Stress incontinence after surgery for pelvic organ prolapse

Tupikina N.V., Kasyan G.R., Gvozdev M.Yu., Barinova M.N., Pushkar' D.Yu.

Purpose: To evaluate the incidence of stress urinary incontinence (SUI) within 6 months follow-up after surgical treatment of pelvic organ prolapse (POP) by vaginal route according to the initial continent function before surgery.

Materials and methods: This study included 82 women who underwent transvaginal surgical repair for POP. We found that 30 patients (group 1) had concomitant SUI and prolapse. The remaining patients without complaint of SUI were divided into group 2 (n=31) had a negative cough test after POP repositioning, and group 3 (n=21) had occult SUI. The results of surgical treatment of POP were evaluated for the presence SUI within 6 months after the operation during office visits and using the UDI-6 questionnaire.

Results: No recurrences of POP were observed. The likelihood of developing SUI after correction of POP in 1 and 3 groups was equivalent for 3 and 6 months of follow-up.
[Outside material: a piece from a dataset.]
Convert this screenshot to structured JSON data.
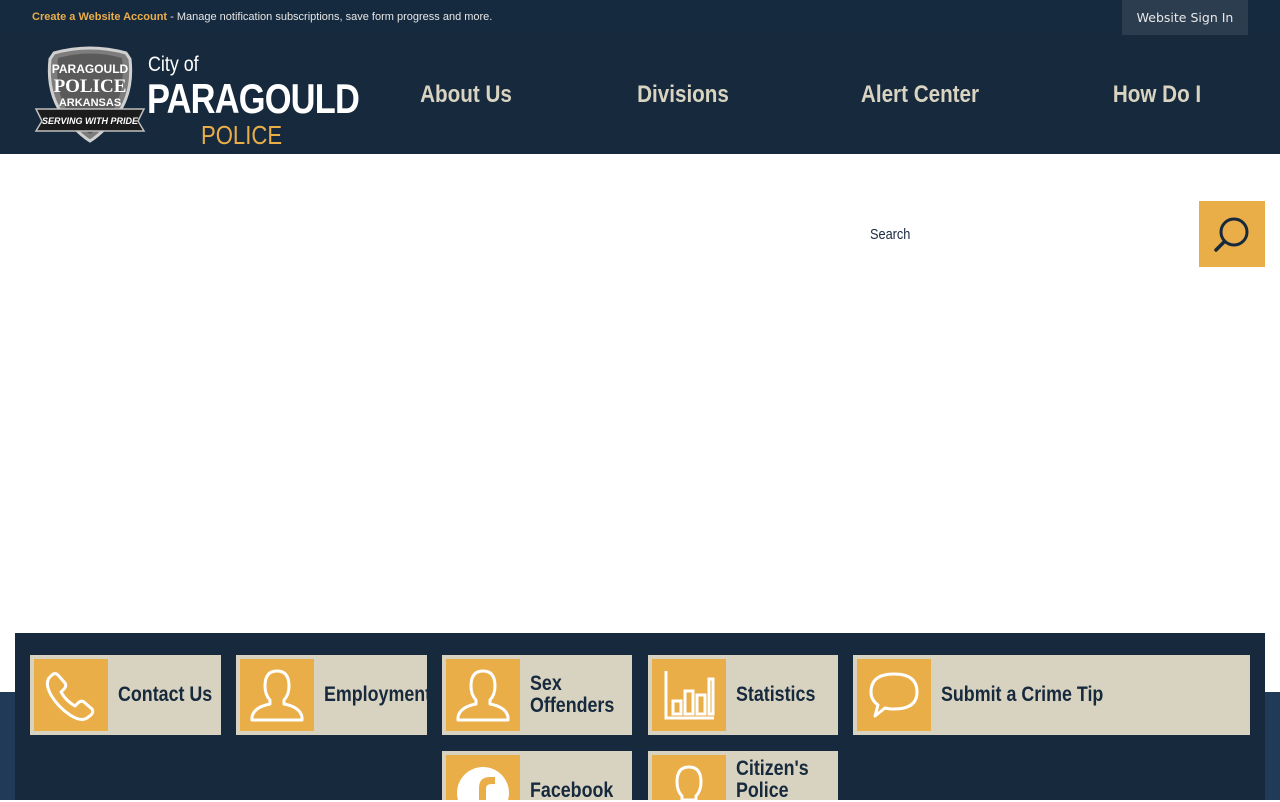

However, the frequency of positive cough test was slightly higher in group 1 compared with group 3. Six months later, the percentage of the operated patients because of SUI in both groups was the same. The likelihood of developing SUI after correction of genital prolapse in patients without SUI at baseline reached 16% after six months, and only 1 in 4 patients with cough positive tests was performed surgical correction of SUI.
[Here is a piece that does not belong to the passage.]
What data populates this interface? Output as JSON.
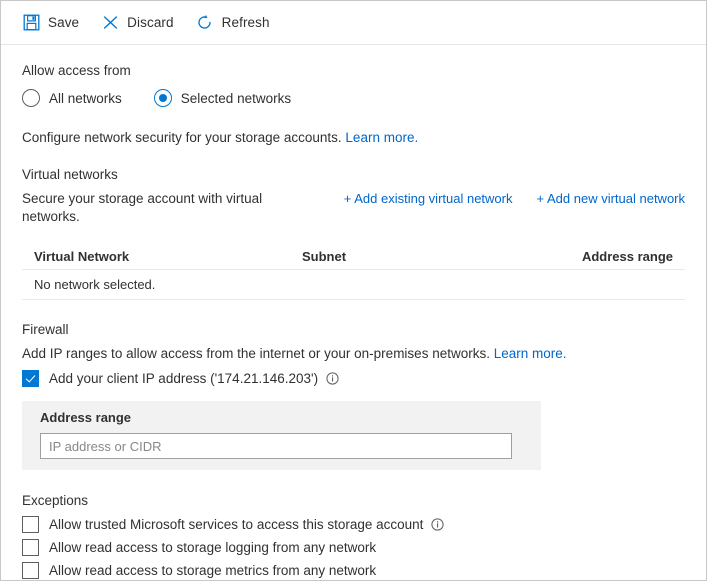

Conclusion: Treatment tactics for patients with overt and occult SUI can be similar because the likelihood of developing SUI after surgical correction of POP is the same. A three-month follow-up period is ideal for the assessment of continence function in patients with severe SUI, and this is the best time to perform anti-stress surgery. In cases with no severe SUI or mixed SUI, the follow-up should be continued for up to 6 months or more.